HOBM, with the best forwards drive in the competition, scored a try before halftime, Laursen scoring under the poles after a patient build-up. OBU went into the oranges leading 24-14.
The Eagles pack meant business early in the second half, a lineout drive in the far corner leading to a try to loosehead prop Simon Malaeulu and it was game on at 24-19.
The final remained tense and willing throughout the next 20 minutes of the second half, as first HOBM then OBU had their moments. A HOBM breakout and kick ahead by livewire halfback Sheridan Rangihuna almost set them away for a try they might have changed the game.
The Goats first five-eighth, Dale Sabbagh, shanked a long-range penalty but then kicked another from right in front, to extend the lead to 27-19 and more importantly ask HOBM to score twice to win the final.
They couldn’t, and OBU finished the final and won the game in style with second five-eighth Verney scoring in the grandstand corner off a pass by fullback Jono Ihaka after another stunning breakout from inside their own half.

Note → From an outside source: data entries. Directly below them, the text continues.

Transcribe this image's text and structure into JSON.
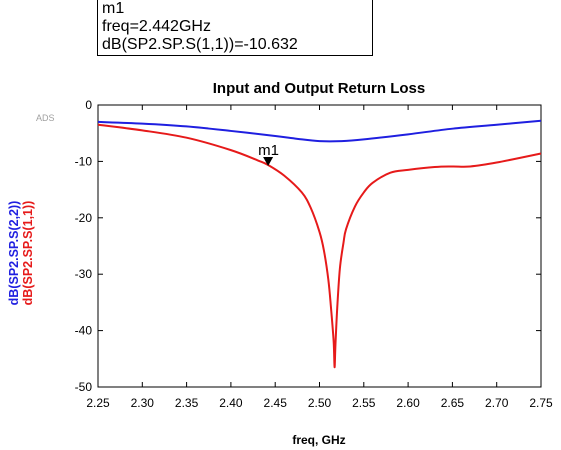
{
  "marker_readout": {
    "name": "m1",
    "freq_text": "freq=2.442GHz",
    "value_text": "dB(SP2.SP.S(1,1))=-10.632"
  },
  "watermark": "ADS",
  "chart_data": {
    "type": "line",
    "title": "Input and Output Return Loss",
    "xlabel": "freq, GHz",
    "ylabels": [
      "dB(SP2.SP.S(2,2))",
      "dB(SP2.SP.S(1,1))"
    ],
    "xlim": [
      2.25,
      2.75
    ],
    "ylim": [
      -50,
      0
    ],
    "xticks": [
      "2.25",
      "2.30",
      "2.35",
      "2.40",
      "2.45",
      "2.50",
      "2.55",
      "2.60",
      "2.65",
      "2.70",
      "2.75"
    ],
    "yticks": [
      "0",
      "-10",
      "-20",
      "-30",
      "-40",
      "-50"
    ],
    "grid": false,
    "series": [
      {
        "name": "dB(SP2.SP.S(2,2))",
        "color": "#1f1fe0",
        "x": [
          2.25,
          2.3,
          2.35,
          2.4,
          2.45,
          2.475,
          2.5,
          2.525,
          2.55,
          2.6,
          2.65,
          2.7,
          2.75
        ],
        "y": [
          -3.0,
          -3.3,
          -3.8,
          -4.6,
          -5.5,
          -6.0,
          -6.4,
          -6.4,
          -6.1,
          -5.2,
          -4.2,
          -3.5,
          -2.8
        ]
      },
      {
        "name": "dB(SP2.SP.S(1,1))",
        "color": "#e61a1a",
        "x": [
          2.25,
          2.3,
          2.35,
          2.4,
          2.43,
          2.442,
          2.46,
          2.48,
          2.49,
          2.5,
          2.505,
          2.51,
          2.513,
          2.516,
          2.517,
          2.518,
          2.52,
          2.523,
          2.527,
          2.53,
          2.54,
          2.55,
          2.56,
          2.58,
          2.6,
          2.63,
          2.65,
          2.67,
          2.7,
          2.75
        ],
        "y": [
          -3.5,
          -4.5,
          -5.8,
          -8.0,
          -9.8,
          -10.632,
          -12.5,
          -15.5,
          -18.2,
          -22.5,
          -25.8,
          -31.0,
          -36.0,
          -42.0,
          -46.5,
          -42.5,
          -36.0,
          -29.0,
          -24.5,
          -22.0,
          -18.0,
          -15.5,
          -13.8,
          -12.0,
          -11.5,
          -11.0,
          -10.9,
          -10.9,
          -10.2,
          -8.6
        ]
      }
    ],
    "markers": [
      {
        "label": "m1",
        "series": "dB(SP2.SP.S(1,1))",
        "x": 2.442,
        "y": -10.632
      }
    ]
  }
}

Verney became the first midfield back to win the Jim Brown Memorial Medal as player of the final. Apt that Brown was a midfielder who played for Petone. Inaugural winner Tamati Ellison, later an All Black, played first-five in the 2004 final which Norths won 20-18 over Poneke.

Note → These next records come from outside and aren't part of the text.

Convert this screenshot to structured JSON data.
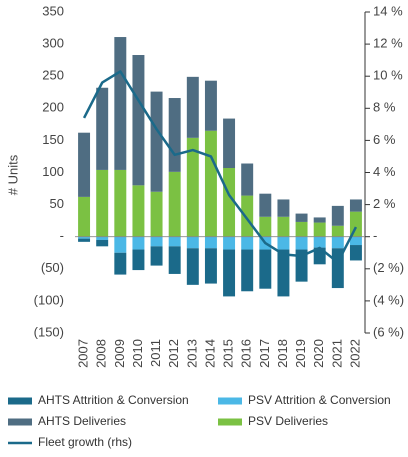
{
  "chart_data": {
    "type": "bar",
    "y_label": "# Units",
    "categories": [
      "2007",
      "2008",
      "2009",
      "2010",
      "2011",
      "2012",
      "2013",
      "2014",
      "2015",
      "2016",
      "2017",
      "2018",
      "2019",
      "2020",
      "2021",
      "2022"
    ],
    "series": [
      {
        "name": "AHTS Attrition & Conversion",
        "color": "#1b6a8a",
        "values": [
          -5,
          -10,
          -34,
          -32,
          -30,
          -43,
          -57,
          -55,
          -73,
          -65,
          -61,
          -73,
          -50,
          -26,
          -62,
          -24
        ]
      },
      {
        "name": "PSV Attrition & Conversion",
        "color": "#4bb8e6",
        "values": [
          -3,
          -5,
          -25,
          -20,
          -15,
          -15,
          -18,
          -18,
          -20,
          -20,
          -20,
          -20,
          -20,
          -17,
          -18,
          -13
        ]
      },
      {
        "name": "AHTS Deliveries",
        "color": "#4f6d82",
        "values": [
          100,
          128,
          207,
          203,
          156,
          115,
          95,
          78,
          77,
          50,
          36,
          27,
          13,
          8,
          31,
          19
        ]
      },
      {
        "name": "PSV Deliveries",
        "color": "#7bc143",
        "values": [
          62,
          104,
          104,
          80,
          70,
          101,
          154,
          165,
          107,
          64,
          31,
          31,
          23,
          22,
          17,
          39
        ]
      },
      {
        "name": "Fleet growth (rhs)",
        "color": "#1b6a8a",
        "type": "line",
        "axis": "y2",
        "values": [
          7.4,
          9.6,
          10.3,
          8.5,
          6.7,
          5.1,
          5.4,
          5.0,
          2.6,
          1.1,
          -0.4,
          -1.1,
          -1.2,
          -0.7,
          -1.6,
          0.6
        ]
      }
    ],
    "ylim": [
      -150,
      350
    ],
    "yticks": [
      350,
      300,
      250,
      200,
      150,
      100,
      50,
      {
        "value": 0,
        "label": "-"
      },
      {
        "value": -50,
        "label": "(50)"
      },
      {
        "value": -100,
        "label": "(100)"
      },
      {
        "value": -150,
        "label": "(150)"
      }
    ],
    "y2lim": [
      -6,
      14
    ],
    "y2ticks": [
      {
        "value": 14,
        "label": "14 %"
      },
      {
        "value": 12,
        "label": "12 %"
      },
      {
        "value": 10,
        "label": "10 %"
      },
      {
        "value": 8,
        "label": "8 %"
      },
      {
        "value": 6,
        "label": "6 %"
      },
      {
        "value": 4,
        "label": "4 %"
      },
      {
        "value": 2,
        "label": "2 %"
      },
      {
        "value": 0,
        "label": "-"
      },
      {
        "value": -2,
        "label": "(2 %)"
      },
      {
        "value": -4,
        "label": "(4 %)"
      },
      {
        "value": -6,
        "label": "(6 %)"
      }
    ]
  }
}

Sam Coventry added energy and aggression from the bench and when things appeared to be wobbly for OBU the bench added value with Junior Makapelu busy as well despite the Eagles disrupting the students' lineout.
Afterwards, OBU halfback Tomasi Palu rated this win highly.
"That is the highlight of my career - it is bigger than 2015 when I came off the bench," he said. "It is awesome to win this again with these guys."
Palu praised the value of the flying start his team made, withstanding the HOBM comeback.
"The message at halftime was just to cut out all our silly errors and keep our discipline and keep our structure.
"The final was right in the balance, but once that try was scored at the very end we definitely knew we were going to win from there."
A big celebration is coming up this evening. "A few of our other teams in today's finals missed out, so at least we got one victory, and we will go back to the Cambridge and celebrate as a club."